L’un des objectifs de la loi API était de protéger le patrimoine personnel de l’entrepreneur individuel et de lui permettre de bénéficier de la procédure de surendettement pour ses difficultés personnelles. Sa mise en œuvre soulève plusieurs questions. 

En premier lieu, les membres du CCSF se sont interrogés sur l’effectivité de la protection offerte à l’entrepreneur individuel en tant que débiteur par la séparation de ses patrimoines personnel et professionnel. Le recours à la renonciation, formalisée en durée comme en montant, par les créanciers professionnels apparait très limité (cf. infra). La loi a cependant maintenu la possibilité pour les entrepreneurs individuels d’apporter aux créanciers professionnels si cela était utile dans le cadre de l’octroi d’un financement, des sûretés conventionnelles sur les biens de leur patrimoine personnel.

Par ailleurs, la notion « d’utilité » pour définir les éléments relevant du patrimoine professionnel est considérée comme perfectible en termes de sécurité juridique.

Le dispositif de traitement des difficultés de l’entrepreneur individuel mis en place par la loi API, et notamment l’articulation entre les procédures collectives et la procédure de surendettement, s’avère complexe et mal compris tant par les usagers, que par les institutions en charge de son application. Certaines difficultés de mise en oeuvre pourront être résolues au fil des usages.
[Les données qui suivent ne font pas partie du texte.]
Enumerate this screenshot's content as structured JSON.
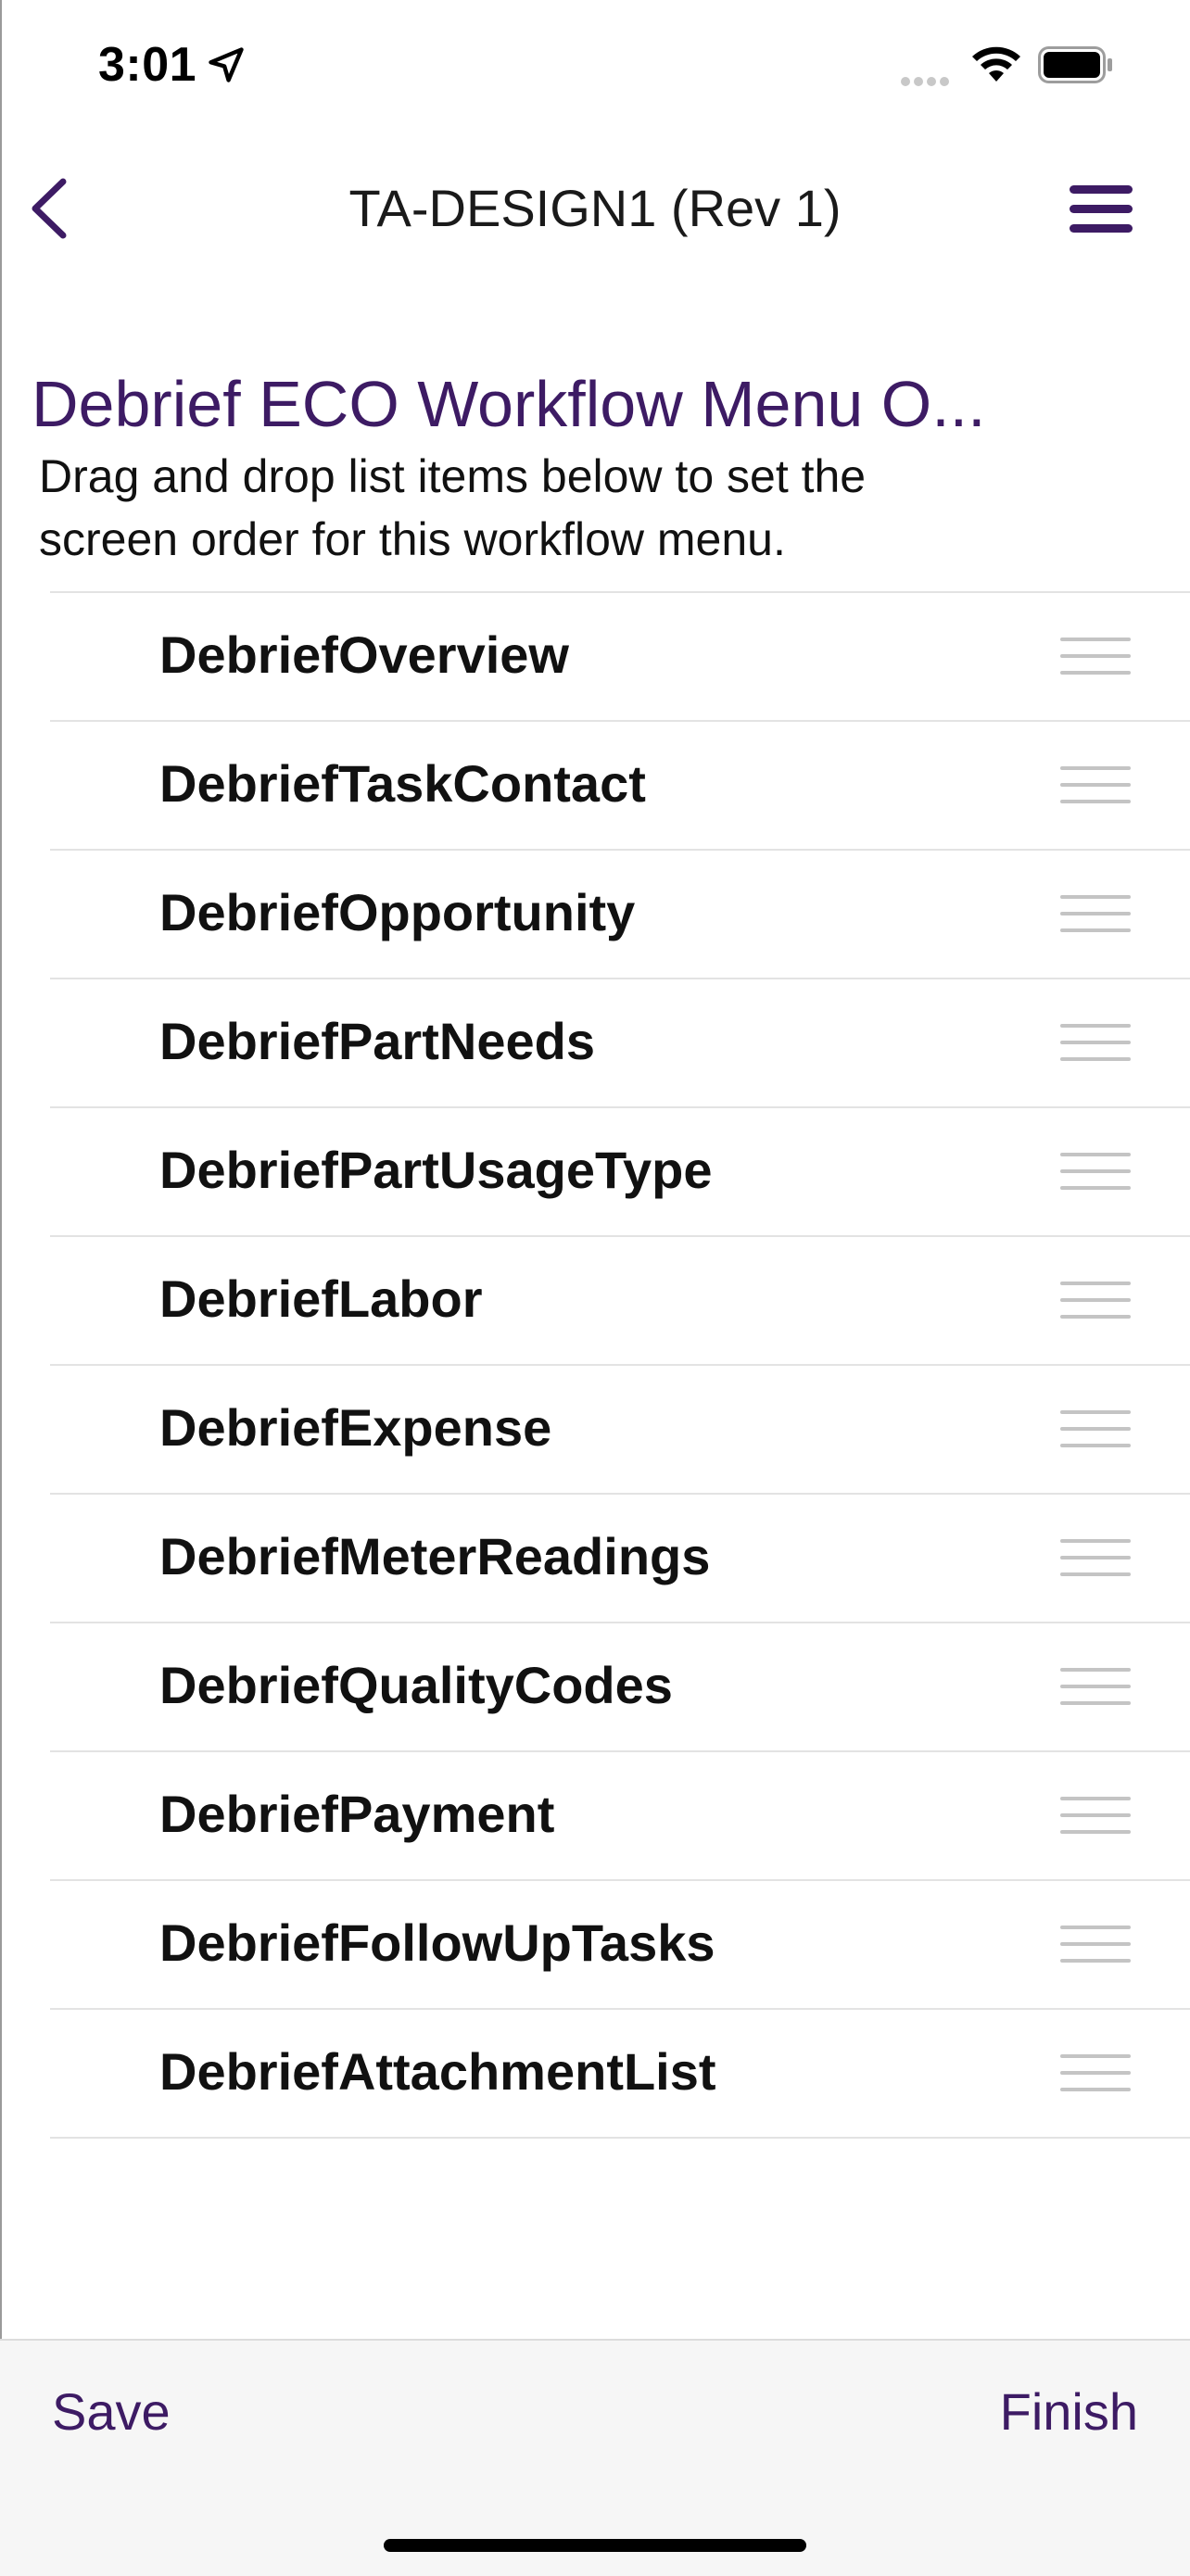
{
  "status_bar": {
    "time": "3:01",
    "location_icon": "location-arrow-icon",
    "signal_icon": "cellular-signal-icon",
    "wifi_icon": "wifi-icon",
    "battery_icon": "battery-icon"
  },
  "nav": {
    "title": "TA-DESIGN1 (Rev 1)",
    "back_icon": "chevron-left-icon",
    "menu_icon": "hamburger-menu-icon"
  },
  "header": {
    "title": "Debrief ECO Workflow Menu O...",
    "instructions": "Drag and drop list items below to set the screen order for this workflow menu."
  },
  "list": {
    "items": [
      {
        "label": "DebriefOverview"
      },
      {
        "label": "DebriefTaskContact"
      },
      {
        "label": "DebriefOpportunity"
      },
      {
        "label": "DebriefPartNeeds"
      },
      {
        "label": "DebriefPartUsageType"
      },
      {
        "label": "DebriefLabor"
      },
      {
        "label": "DebriefExpense"
      },
      {
        "label": "DebriefMeterReadings"
      },
      {
        "label": "DebriefQualityCodes"
      },
      {
        "label": "DebriefPayment"
      },
      {
        "label": "DebriefFollowUpTasks"
      },
      {
        "label": "DebriefAttachmentList"
      }
    ],
    "handle_icon": "drag-handle-icon"
  },
  "toolbar": {
    "save_label": "Save",
    "finish_label": "Finish"
  },
  "colors": {
    "accent": "#3d1b64",
    "divider": "#e3e3e3",
    "handle": "#c4c4c4",
    "toolbar_bg": "#f6f6f6"
  }
}
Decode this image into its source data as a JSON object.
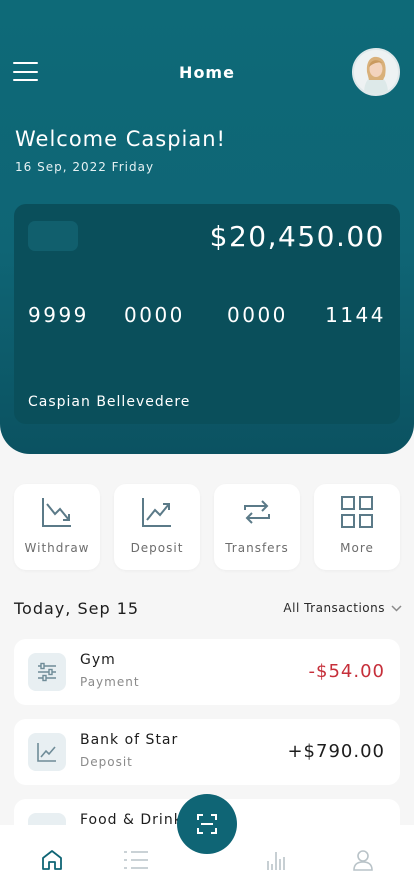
{
  "header": {
    "title": "Home",
    "menu_icon": "menu-icon",
    "avatar": "avatar"
  },
  "welcome": {
    "greeting": "Welcome Caspian!",
    "date": "16 Sep, 2022 Friday"
  },
  "card": {
    "balance": "$20,450.00",
    "number_groups": [
      "9999",
      "0000",
      "0000",
      "1144"
    ],
    "holder": "Caspian Bellevedere"
  },
  "actions": [
    {
      "label": "Withdraw",
      "icon": "chart-down-icon"
    },
    {
      "label": "Deposit",
      "icon": "chart-up-icon"
    },
    {
      "label": "Transfers",
      "icon": "transfer-icon"
    },
    {
      "label": "More",
      "icon": "grid-icon"
    }
  ],
  "transactions_section": {
    "title": "Today, Sep 15",
    "filter": "All Transactions"
  },
  "transactions": [
    {
      "name": "Gym",
      "category": "Payment",
      "amount": "-$54.00",
      "icon": "equalizer-icon"
    },
    {
      "name": "Bank of Star",
      "category": "Deposit",
      "amount": "+$790.00",
      "icon": "chart-up-icon"
    },
    {
      "name": "Food & Drink",
      "category": "",
      "amount": "",
      "icon": "food-icon"
    }
  ],
  "tabbar": {
    "items": [
      "home-icon",
      "list-icon",
      "scan-icon",
      "stats-icon",
      "profile-icon"
    ]
  },
  "colors": {
    "primary": "#0f6575",
    "card": "#0a4f5b",
    "negative": "#c62f3a",
    "background": "#f6f6f6"
  }
}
Une clarification au plan normatif de ces modalités d’articulation est cependant indispensable afin de mieux définir le périmètre d’intervention de ces procédures pour les EI, et d’éviter les conflits positifs ou négatifs de compétences entre les tribunaux et les commissions de surendettement.

Enfin, la simplicité et l’allégement des procédures d’immatriculation ne doivent pas occulter les responsabilités de l’entrepreneur individuel dans l’exercice de son activité, en particulier vis-à-vis de ses clients, notamment et surtout lorsque ceux-ci se trouvent être au final des consommateurs.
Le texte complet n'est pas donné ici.